Flüchtlinge im Südsudan (Foto: AP)
Kein Schutz, kein Essen: Im Südsudan droht eine HungersnotBild: AFP/Getty Images/C. Lomodong

Die UN berichten von Massakern und einer gezielten Jagd auf Zivilisten durch die Rebellen. Stimmt das?

Wir sehen Zivilisten mit Schusswunden. Sogar die, die nach Melut in die UN-Versorgungszone gekommen sind, wurden leider nicht verschont. Sie wurden durch Kugeln verletzt, die von draußen kamen. Wir konzentrieren uns auf die Patienten und fragen nicht danach, wer wem was antut.

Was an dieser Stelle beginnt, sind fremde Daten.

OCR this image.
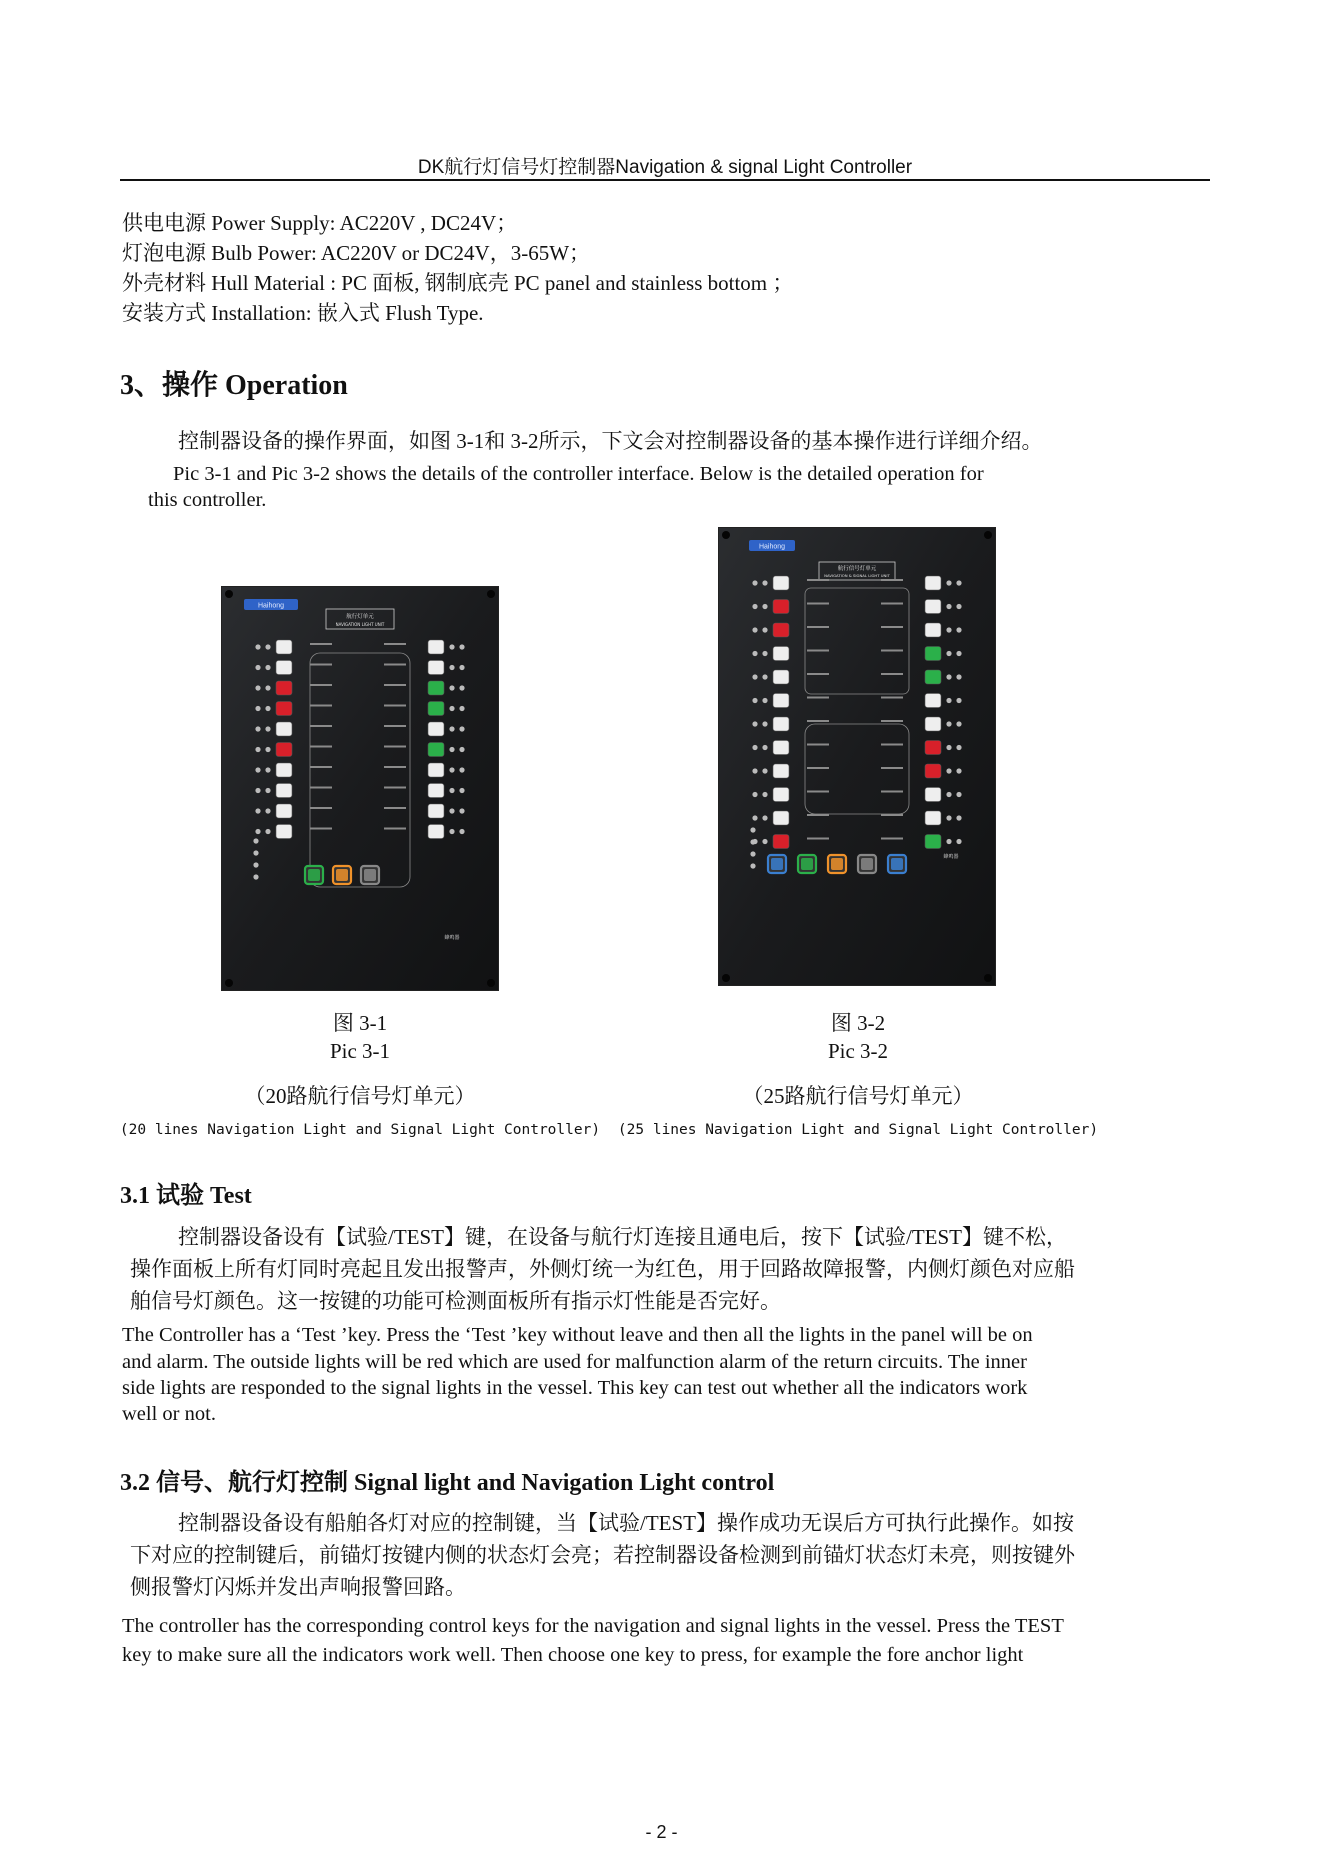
DK航行灯信号灯控制器Navigation & signal Light Controller
供电电源 Power Supply: AC220V , DC24V；
灯泡电源 Bulb Power: AC220V or DC24V，3-65W；
外壳材料 Hull Material : PC 面板, 钢制底壳 PC panel and stainless bottom ；
安装方式 Installation: 嵌入式 Flush Type.
3、操作 Operation
控制器设备的操作界面，如图 3-1和 3-2所示，下文会对控制器设备的基本操作进行详细介绍。
Pic 3-1 and Pic 3-2 shows the details of the controller interface. Below is the detailed operation for
this controller.
Haihong
航行灯单元
NAVIGATION LIGHT UNIT
蜂鸣器
Haihong
航行信号灯单元
NAVIGATION & SIGNAL LIGHT UNIT
蜂鸣器
图 3-1
Pic 3-1
（20路航行信号灯单元）
(20 lines Navigation Light and Signal Light Controller)
图 3-2
Pic 3-2
（25路航行信号灯单元）
(25 lines Navigation Light and Signal Light Controller)
3.1 试验 Test
控制器设备设有【试验/TEST】键，在设备与航行灯连接且通电后，按下【试验/TEST】键不松，
操作面板上所有灯同时亮起且发出报警声，外侧灯统一为红色，用于回路故障报警，内侧灯颜色对应船
舶信号灯颜色。这一按键的功能可检测面板所有指示灯性能是否完好。
The Controller has a ‘Test ’key. Press the ‘Test ’key without leave and then all the lights in the panel will be on
and alarm. The outside lights will be red which are used for malfunction alarm of the return circuits. The inner
side lights are responded to the signal lights in the vessel. This key can test out whether all the indicators work
well or not.
3.2 信号、航行灯控制 Signal light and Navigation Light control
控制器设备设有船舶各灯对应的控制键，当【试验/TEST】操作成功无误后方可执行此操作。如按
下对应的控制键后，前锚灯按键内侧的状态灯会亮；若控制器设备检测到前锚灯状态灯未亮，则按键外
侧报警灯闪烁并发出声响报警回路。
The controller has the corresponding control keys for the navigation and signal lights in the vessel. Press the TEST
key to make sure all the indicators work well. Then choose one key to press, for example the fore anchor light
- 2 -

Aber ja, wir sehen extremes Leid.

Erwarten Sie, dass die Lage in den nächsten Tagen noch weiter eskaliert?

Wir vermuten, dass der Konflikt so schnell nicht beigelegt wird und die Kämpfe weiter gehen. Wir hoffen, dass die Zivilisten verschont bleiben. Aber wir sind sehr besorgt, wegen der vielen Verletzten und der Flüchtlinge. Die Versorgung mit Nahrungsmitteln wird immer schlechter. Jetzt beginnt eigentlich die Zeit, in der die Leute ihre Felder bestellen sollten. Aber das können sie nicht. Das heißt: Die Ernte bleibt aus. Und jetzt kommt auch noch die Regenzeit und wir wissen, dass Cholera eine große Gefahr in vielen Gegenden ist, auch in Upper Nile. Und wir können nicht genug Wasser und auch nicht genügend sanitäre Anlagen und Hilfen bereit stellen. Wir können also Cholera wahrscheinlich weder entsprechend vorbeugen noch behandeln.

Johanna Van Peteghem ist stellvertretende Programmleiterin bei Ärzte Ohne Grenzen in Nairobi. Mehr als 3500 Hilfskräfte ihrer Organisation versorgen derzeit die Zivilbevölkerung im Südsudan medizinisch und humanitär.

Der Südsudan ist seit 2011 unabhängig. Im Dezember 2013 war der lange schwelende Machtkampf zwischen Präsident Salva Kiir und seinem ehemaligen Stellvertreter Riek Machar eskaliert. Friedensverhandlungen zwischen den Konfliktparteien scheiterten bislang. Fast zwei Millionen Menschen sind nach UN-Angaben seit 2013 auf der Flucht.

Das Interview führte Theresa Krinninger.